Physicians with low capacity will increase their supply of Medicare services if they can balance-bill without restrictions. Prior to balance billing, they will supply Medicare services up to the point where MC is equal to the Medicare fee. With balance billing, they would balance-bill all Medicare patients, but increase their supply of Medicare services. They will expand Medicare supply until MR is equal to marginal revenue from balance billing Medicare, and both are equal to MC.
Whether balance billing simply transfers revenue to physicians or increases the supply of Medicare services depends on the volume of services that physicians accept on assignment versus the volume for which they balance-bill. If most services are accepted on assignment (that is, the doctor accepts the Medicare fee as payment in full), then there would appear to be little efficiency gained from balance billing. Data on Medicare assignment rates cast doubt on the need for balance billing on a large scale. In 2003, 99 percent of allowed Medicare charges were assigned. Moreover, physician participation and assignment rates in Medicare have been rising in recent years. These data, taken in conjunction with the rising rate at which physicians are accepting new Medicare patients and with MedPAC's surveys that show a narrowing gap between Medicare and private physician prices, suggest that the net marginal revenue from Medicare patients is not substantially different from that of privately insured patients.

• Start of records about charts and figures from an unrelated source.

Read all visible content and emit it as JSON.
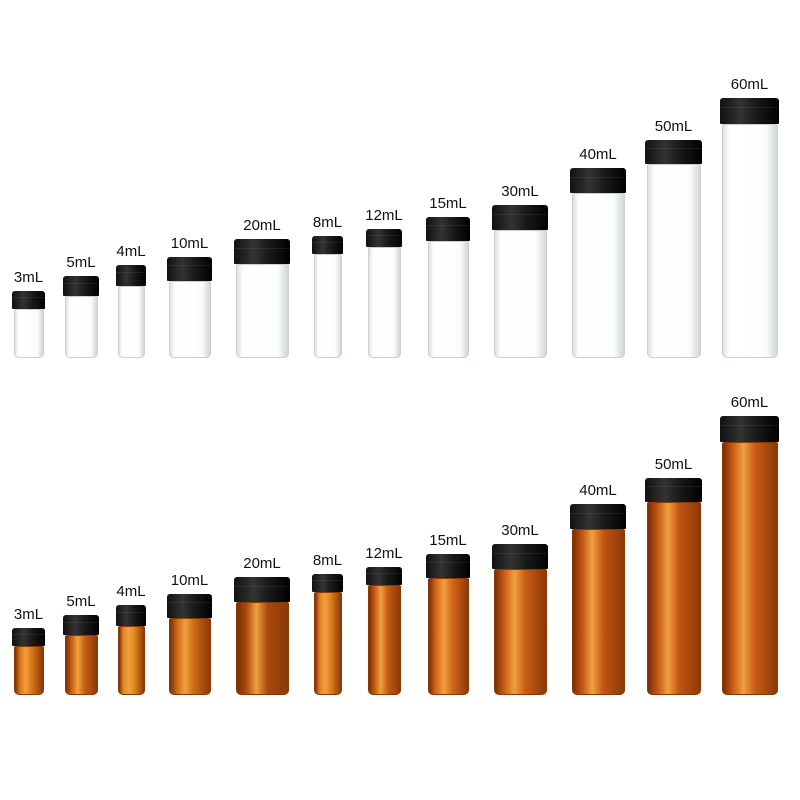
{
  "colors": {
    "cap": "#111111",
    "amber_dark": "#9c420c",
    "amber_light": "#e07a1c",
    "clear_edge": "#c9cfd2"
  },
  "clear_row": {
    "labels": [
      "3mL",
      "5mL",
      "4mL",
      "10mL",
      "20mL",
      "8mL",
      "12mL",
      "15mL",
      "30mL",
      "40mL",
      "50mL",
      "60mL"
    ]
  },
  "amber_row": {
    "labels": [
      "3mL",
      "5mL",
      "4mL",
      "10mL",
      "20mL",
      "8mL",
      "12mL",
      "15mL",
      "30mL",
      "40mL",
      "50mL",
      "60mL"
    ]
  }
}
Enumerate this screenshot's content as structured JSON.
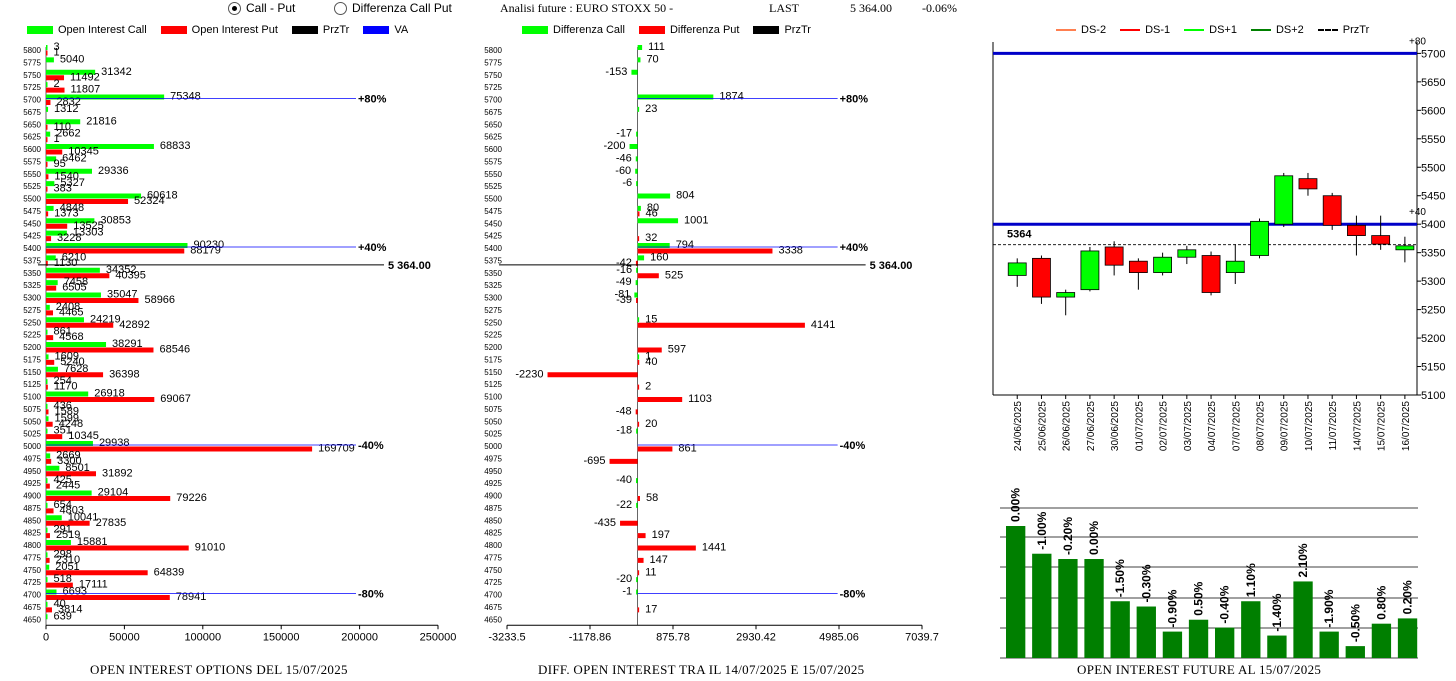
{
  "header": {
    "radio_call_put": "Call - Put",
    "radio_diff": "Differenza Call Put",
    "analysis_label": "Analisi future : EURO STOXX 50 -",
    "last_label": "LAST",
    "last_value": "5 364.00",
    "last_change": "-0.06%"
  },
  "legend_left": [
    {
      "label": "Open Interest Call",
      "color": "#00ff00",
      "kind": "box"
    },
    {
      "label": "Open Interest Put",
      "color": "#ff0000",
      "kind": "box"
    },
    {
      "label": "PrzTr",
      "color": "#000000",
      "kind": "box"
    },
    {
      "label": "VA",
      "color": "#0000ff",
      "kind": "box"
    }
  ],
  "legend_mid": [
    {
      "label": "Differenza Call",
      "color": "#00ff00",
      "kind": "box"
    },
    {
      "label": "Differenza Put",
      "color": "#ff0000",
      "kind": "box"
    },
    {
      "label": "PrzTr",
      "color": "#000000",
      "kind": "box"
    }
  ],
  "legend_right": [
    {
      "label": "DS-2",
      "color": "#ff7f50",
      "kind": "line"
    },
    {
      "label": "DS-1",
      "color": "#ff0000",
      "kind": "line"
    },
    {
      "label": "DS+1",
      "color": "#00ff00",
      "kind": "line"
    },
    {
      "label": "DS+2",
      "color": "#008000",
      "kind": "line"
    },
    {
      "label": "PrzTr",
      "color": "#000000",
      "kind": "dash"
    }
  ],
  "captions": {
    "left": "OPEN INTEREST OPTIONS DEL 15/07/2025",
    "mid": "DIFF. OPEN INTEREST TRA IL 14/07/2025 E 15/07/2025",
    "right": "OPEN INTEREST FUTURE AL 15/07/2025"
  },
  "chart_data": [
    {
      "type": "bar",
      "orientation": "horizontal",
      "strikes": [
        5800,
        5775,
        5750,
        5725,
        5700,
        5675,
        5650,
        5625,
        5600,
        5575,
        5550,
        5525,
        5500,
        5475,
        5450,
        5425,
        5400,
        5375,
        5350,
        5325,
        5300,
        5275,
        5250,
        5225,
        5200,
        5175,
        5150,
        5125,
        5100,
        5075,
        5050,
        5025,
        5000,
        4975,
        4950,
        4925,
        4900,
        4875,
        4850,
        4825,
        4800,
        4775,
        4750,
        4725,
        4700,
        4675,
        4650
      ],
      "series": [
        {
          "name": "Open Interest Call",
          "color": "#00ff00",
          "values": [
            3,
            5040,
            31342,
            2,
            75348,
            1312,
            21816,
            2662,
            68833,
            6462,
            29336,
            5327,
            60618,
            4848,
            30853,
            13303,
            90230,
            6210,
            34352,
            7458,
            35047,
            2408,
            24219,
            861,
            38291,
            1609,
            7628,
            254,
            26918,
            436,
            1599,
            351,
            29938,
            2669,
            8501,
            425,
            29104,
            654,
            10041,
            291,
            15881,
            298,
            2051,
            518,
            6693,
            40,
            639
          ]
        },
        {
          "name": "Open Interest Put",
          "color": "#ff0000",
          "values": [
            1,
            null,
            11492,
            11807,
            2832,
            null,
            110,
            1,
            10345,
            95,
            1540,
            383,
            52324,
            1373,
            13525,
            3228,
            88179,
            1130,
            40395,
            6505,
            58966,
            4465,
            42892,
            4568,
            68546,
            5240,
            36398,
            1170,
            69067,
            1589,
            4248,
            10345,
            169709,
            3300,
            31892,
            2445,
            79226,
            4803,
            27835,
            2519,
            91010,
            2310,
            64839,
            17111,
            78941,
            3814,
            null
          ]
        }
      ],
      "xticks": [
        "0",
        "50000",
        "100000",
        "150000",
        "200000",
        "250000"
      ],
      "xlim": [
        0,
        250000
      ],
      "przTr": {
        "strike": 5364,
        "label": "5 364.00"
      },
      "va_lines": [
        {
          "strike": 5700,
          "label": "+80%"
        },
        {
          "strike": 5400,
          "label": "+40%"
        },
        {
          "strike": 5000,
          "label": "-40%"
        },
        {
          "strike": 4700,
          "label": "-80%"
        }
      ]
    },
    {
      "type": "bar",
      "orientation": "horizontal",
      "strikes": [
        5800,
        5775,
        5750,
        5725,
        5700,
        5675,
        5650,
        5625,
        5600,
        5575,
        5550,
        5525,
        5500,
        5475,
        5450,
        5425,
        5400,
        5375,
        5350,
        5325,
        5300,
        5275,
        5250,
        5225,
        5200,
        5175,
        5150,
        5125,
        5100,
        5075,
        5050,
        5025,
        5000,
        4975,
        4950,
        4925,
        4900,
        4875,
        4850,
        4825,
        4800,
        4775,
        4750,
        4725,
        4700,
        4675,
        4650
      ],
      "series": [
        {
          "name": "Differenza Call",
          "color": "#00ff00",
          "values": [
            111,
            70,
            -153,
            null,
            1874,
            23,
            null,
            -17,
            -200,
            -46,
            -60,
            -6,
            804,
            80,
            1001,
            null,
            794,
            160,
            -16,
            -49,
            -81,
            null,
            15,
            null,
            null,
            1,
            null,
            null,
            null,
            null,
            null,
            -18,
            null,
            null,
            null,
            -40,
            null,
            -22,
            null,
            null,
            null,
            null,
            null,
            -20,
            -1,
            null,
            null
          ]
        },
        {
          "name": "Differenza Put",
          "color": "#ff0000",
          "values": [
            null,
            null,
            null,
            null,
            null,
            null,
            null,
            null,
            null,
            null,
            null,
            null,
            null,
            46,
            null,
            32,
            3338,
            -42,
            525,
            null,
            -39,
            null,
            4141,
            null,
            597,
            40,
            -2230,
            2,
            1103,
            -48,
            20,
            null,
            861,
            -695,
            null,
            null,
            58,
            null,
            -435,
            197,
            1441,
            147,
            11,
            null,
            null,
            17,
            null
          ]
        }
      ],
      "xticks": [
        "-3233.5",
        "-1178.86",
        "875.78",
        "2930.42",
        "4985.06",
        "7039.7"
      ],
      "xlim": [
        -3233.5,
        7039.7
      ],
      "przTr": {
        "strike": 5364,
        "label": "5 364.00"
      },
      "va_lines": [
        {
          "strike": 5700,
          "label": "+80%"
        },
        {
          "strike": 5400,
          "label": "+40%"
        },
        {
          "strike": 5000,
          "label": "-40%"
        },
        {
          "strike": 4700,
          "label": "-80%"
        }
      ]
    },
    {
      "type": "candlestick",
      "dates": [
        "24/06/2025",
        "25/06/2025",
        "26/06/2025",
        "27/06/2025",
        "30/06/2025",
        "01/07/2025",
        "02/07/2025",
        "03/07/2025",
        "04/07/2025",
        "07/07/2025",
        "08/07/2025",
        "09/07/2025",
        "10/07/2025",
        "11/07/2025",
        "14/07/2025",
        "15/07/2025",
        "16/07/2025"
      ],
      "ohlc": [
        [
          5310,
          5340,
          5290,
          5332
        ],
        [
          5340,
          5345,
          5260,
          5272
        ],
        [
          5272,
          5285,
          5240,
          5280
        ],
        [
          5285,
          5360,
          5282,
          5353
        ],
        [
          5360,
          5370,
          5310,
          5328
        ],
        [
          5335,
          5340,
          5285,
          5315
        ],
        [
          5315,
          5350,
          5310,
          5342
        ],
        [
          5342,
          5362,
          5330,
          5355
        ],
        [
          5345,
          5352,
          5275,
          5280
        ],
        [
          5315,
          5365,
          5295,
          5335
        ],
        [
          5345,
          5410,
          5340,
          5405
        ],
        [
          5400,
          5490,
          5395,
          5485
        ],
        [
          5480,
          5490,
          5450,
          5462
        ],
        [
          5450,
          5455,
          5390,
          5398
        ],
        [
          5398,
          5415,
          5345,
          5380
        ],
        [
          5380,
          5415,
          5355,
          5365
        ],
        [
          5355,
          5378,
          5333,
          5362
        ]
      ],
      "yticks": [
        5100,
        5150,
        5200,
        5250,
        5300,
        5350,
        5400,
        5450,
        5500,
        5550,
        5600,
        5650,
        5700
      ],
      "ylim": [
        5100,
        5720
      ],
      "przTr": {
        "value": 5364,
        "label": "5364"
      },
      "levels": [
        {
          "value": 5700,
          "label": "+80"
        },
        {
          "value": 5400,
          "label": "+40"
        }
      ]
    },
    {
      "type": "bar",
      "labels": [
        "0.00%",
        "-1.00%",
        "-0.20%",
        "0.00%",
        "-1.50%",
        "-0.30%",
        "-0.90%",
        "0.50%",
        "-0.40%",
        "1.10%",
        "-1.40%",
        "2.10%",
        "-1.90%",
        "-0.50%",
        "0.80%",
        "0.20%"
      ],
      "values": [
        100,
        79,
        75,
        75,
        43,
        39,
        20,
        29,
        23,
        43,
        17,
        58,
        20,
        9,
        26,
        30
      ]
    }
  ]
}
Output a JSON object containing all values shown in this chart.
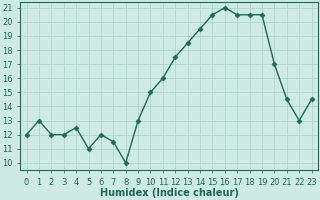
{
  "x": [
    0,
    1,
    2,
    3,
    4,
    5,
    6,
    7,
    8,
    9,
    10,
    11,
    12,
    13,
    14,
    15,
    16,
    17,
    18,
    19,
    20,
    21,
    22,
    23
  ],
  "y": [
    12,
    13,
    12,
    12,
    12.5,
    11,
    12,
    11.5,
    10,
    13,
    15,
    16,
    17.5,
    18.5,
    19.5,
    20.5,
    21,
    20.5,
    20.5,
    20.5,
    17,
    14.5,
    13,
    14.5
  ],
  "xlabel": "Humidex (Indice chaleur)",
  "line_color": "#1b6b5a",
  "marker_color": "#1b6b5a",
  "bg_color": "#ceeae4",
  "grid_color": "#b0d4cc",
  "ylim_min": 9.5,
  "ylim_max": 21.4,
  "xlim_min": -0.5,
  "xlim_max": 23.5,
  "yticks": [
    10,
    11,
    12,
    13,
    14,
    15,
    16,
    17,
    18,
    19,
    20,
    21
  ],
  "xticks": [
    0,
    1,
    2,
    3,
    4,
    5,
    6,
    7,
    8,
    9,
    10,
    11,
    12,
    13,
    14,
    15,
    16,
    17,
    18,
    19,
    20,
    21,
    22,
    23
  ],
  "tick_fontsize": 6,
  "xlabel_fontsize": 7,
  "linewidth": 1.0,
  "markersize": 2.5
}
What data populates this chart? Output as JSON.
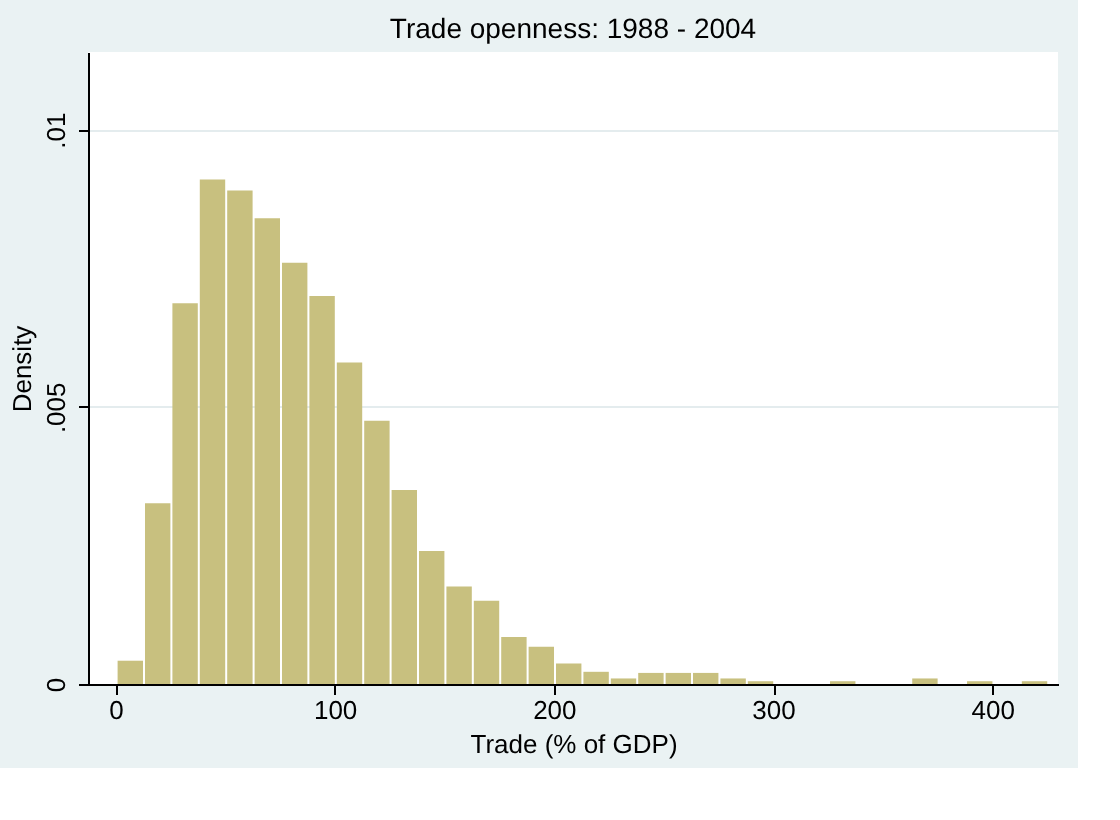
{
  "chart_data": {
    "type": "histogram",
    "title": "Trade openness: 1988 - 2004",
    "xlabel": "Trade (% of GDP)",
    "ylabel": "Density",
    "bins": [
      1,
      13.5,
      26,
      38.5,
      51,
      63.5,
      76,
      88.5,
      101,
      113.5,
      126,
      138.5,
      151,
      163.5,
      176,
      188.5,
      201,
      213.5,
      226,
      238.5,
      251,
      263.5,
      276,
      288.5,
      301,
      313.5,
      326,
      338.5,
      351,
      363.5,
      376,
      388.5,
      401,
      413.5,
      426
    ],
    "values": [
      0.00042,
      0.00326,
      0.00687,
      0.0091,
      0.0089,
      0.0084,
      0.0076,
      0.007,
      0.0058,
      0.00475,
      0.0035,
      0.0024,
      0.00176,
      0.0015,
      0.00085,
      0.00067,
      0.00037,
      0.00022,
      0.0001,
      0.0002,
      0.0002,
      0.0002,
      0.0001,
      5e-05,
      0,
      0,
      5e-05,
      0,
      0,
      0.0001,
      0,
      5e-05,
      0,
      5e-05
    ],
    "color": "#c8c07f",
    "xlim": [
      -12.5,
      430
    ],
    "xticks": [
      0,
      100,
      200,
      300,
      400
    ],
    "ylim": [
      0,
      0.0114
    ],
    "yticks": [
      {
        "value": 0,
        "label": "0"
      },
      {
        "value": 0.005,
        "label": ".005"
      },
      {
        "value": 0.01,
        "label": ".01"
      }
    ],
    "grid": "y"
  }
}
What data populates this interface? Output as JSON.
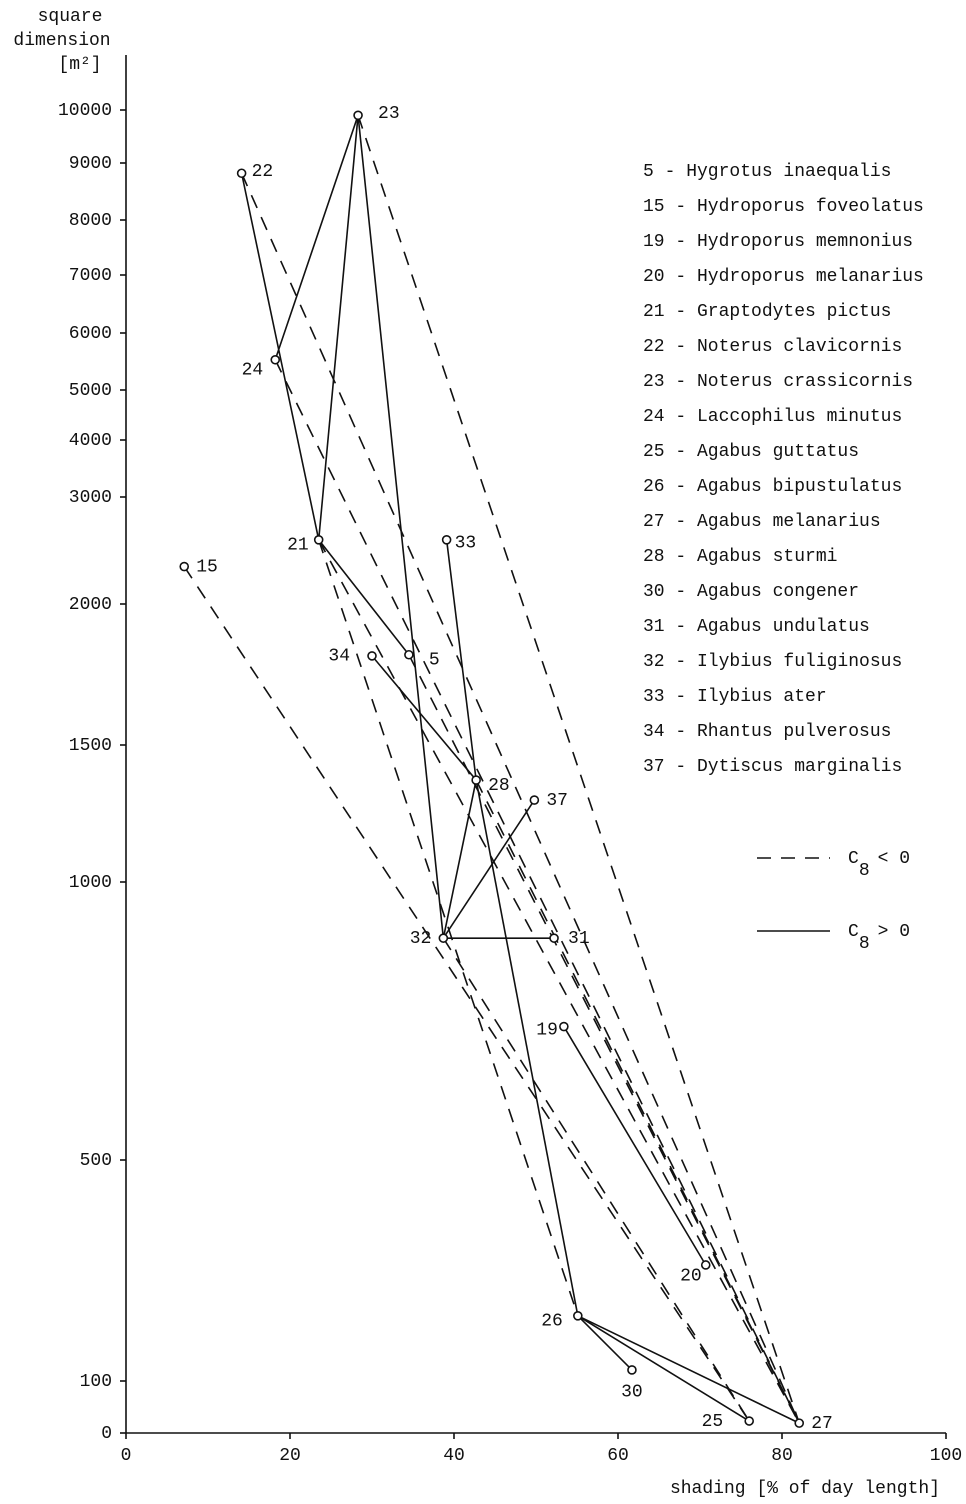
{
  "chart_data": {
    "type": "scatter",
    "ylabel": [
      "square",
      "dimension",
      "[m²]"
    ],
    "xlabel": "shading [% of day length]",
    "xlim": [
      0,
      100
    ],
    "xticks": [
      0,
      20,
      40,
      60,
      80,
      100
    ],
    "ylim": [
      0,
      10000
    ],
    "yticks": [
      0,
      100,
      500,
      1000,
      1500,
      2000,
      3000,
      4000,
      5000,
      6000,
      7000,
      8000,
      9000,
      10000
    ],
    "points": [
      {
        "label": "5",
        "x": 34.5,
        "y": 1820
      },
      {
        "label": "15",
        "x": 7.1,
        "y": 2350
      },
      {
        "label": "19",
        "x": 53.4,
        "y": 740
      },
      {
        "label": "20",
        "x": 70.7,
        "y": 310
      },
      {
        "label": "21",
        "x": 23.5,
        "y": 2600
      },
      {
        "label": "22",
        "x": 14.1,
        "y": 8820
      },
      {
        "label": "23",
        "x": 28.3,
        "y": 9900
      },
      {
        "label": "24",
        "x": 18.2,
        "y": 5530
      },
      {
        "label": "25",
        "x": 76,
        "y": 23
      },
      {
        "label": "26",
        "x": 55.1,
        "y": 218
      },
      {
        "label": "27",
        "x": 82.1,
        "y": 19
      },
      {
        "label": "28",
        "x": 42.7,
        "y": 1372
      },
      {
        "label": "30",
        "x": 61.7,
        "y": 120
      },
      {
        "label": "31",
        "x": 52.2,
        "y": 899
      },
      {
        "label": "32",
        "x": 38.7,
        "y": 899
      },
      {
        "label": "33",
        "x": 39.1,
        "y": 2600
      },
      {
        "label": "34",
        "x": 30,
        "y": 1816
      },
      {
        "label": "37",
        "x": 49.8,
        "y": 1299
      }
    ],
    "connections": [
      {
        "from": "22",
        "to": "21",
        "style": "solid"
      },
      {
        "from": "24",
        "to": "23",
        "style": "solid"
      },
      {
        "from": "23",
        "to": "21",
        "style": "solid"
      },
      {
        "from": "23",
        "to": "32",
        "style": "solid"
      },
      {
        "from": "21",
        "to": "5",
        "style": "solid"
      },
      {
        "from": "34",
        "to": "28",
        "style": "solid"
      },
      {
        "from": "33",
        "to": "28",
        "style": "solid"
      },
      {
        "from": "28",
        "to": "32",
        "style": "solid"
      },
      {
        "from": "28",
        "to": "26",
        "style": "solid"
      },
      {
        "from": "32",
        "to": "37",
        "style": "solid"
      },
      {
        "from": "32",
        "to": "31",
        "style": "solid"
      },
      {
        "from": "19",
        "to": "20",
        "style": "solid"
      },
      {
        "from": "26",
        "to": "30",
        "style": "solid"
      },
      {
        "from": "26",
        "to": "27",
        "style": "solid"
      },
      {
        "from": "26",
        "to": "25",
        "style": "solid"
      },
      {
        "from": "23",
        "to": "27",
        "style": "dashed"
      },
      {
        "from": "22",
        "to": "27",
        "style": "dashed"
      },
      {
        "from": "24",
        "to": "27",
        "style": "dashed"
      },
      {
        "from": "21",
        "to": "27",
        "style": "dashed"
      },
      {
        "from": "5",
        "to": "27",
        "style": "dashed"
      },
      {
        "from": "28",
        "to": "27",
        "style": "dashed"
      },
      {
        "from": "21",
        "to": "26",
        "style": "dashed"
      },
      {
        "from": "15",
        "to": "25",
        "style": "dashed"
      },
      {
        "from": "32",
        "to": "25",
        "style": "dashed"
      }
    ],
    "species": [
      "5 - Hygrotus inaequalis",
      "15 - Hydroporus foveolatus",
      "19 - Hydroporus memnonius",
      "20 - Hydroporus melanarius",
      "21 - Graptodytes pictus",
      "22 - Noterus clavicornis",
      "23 - Noterus crassicornis",
      "24 - Laccophilus minutus",
      "25 - Agabus guttatus",
      "26 - Agabus bipustulatus",
      "27 - Agabus melanarius",
      "28 - Agabus sturmi",
      "30 - Agabus congener",
      "31 - Agabus undulatus",
      "32 - Ilybius fuliginosus",
      "33 - Ilybius ater",
      "34 - Rhantus pulverosus",
      "37 - Dytiscus marginalis"
    ],
    "line_legend": [
      {
        "style": "dashed",
        "symbol": "C",
        "subscript": "8",
        "relation": "< 0"
      },
      {
        "style": "solid",
        "symbol": "C",
        "subscript": "8",
        "relation": "> 0"
      }
    ]
  }
}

The idea behind paying physicians according to diagnosis-related groups (DRGs) is that payments for services of so-called "hospitalbased physicians" (radiologists, pathologists, and anesthesiologists) are bundled together with payments for the hospital admissions in which the services are rendered. Physician DRGs were proposed by the Ronald Reagan administration in 1987. Needless to say, the affected physicians opposed the idea because it would have made them dependent on hospitals.
Such political opposition notwithstanding, physician DRGs have the same drawbacks as RBRVS fees: They are based on a standardized payment per case, "which can be thought of as the average cost of a Medicare case in an average, nonteaching, hospital". There is no reason to think that average cost in an "average, nonteaching, hospital" comes closer to the minimum average cost of production in an efficient hospital than the average cost of physicians' services approaches the minimum average cost in an optimally scaled physician practice.
If, however, the hospital payment system did not attempt to mimic the average cost of a Medicare case, there would be a strong argument for "bundling" the payment for all aspects of the patient's care - including physicians, acute-care hospitals, and long-term care - into a single lump sum. Paying separately for physicians, hospitals, and nursing homes maintains the fiction that these treatment sites are separate and unrelated. In fact, patients and their providers may wish to substitute more resources toward one setting and less toward others. A bundled payment would make it easier to select the optimal treatment pattern.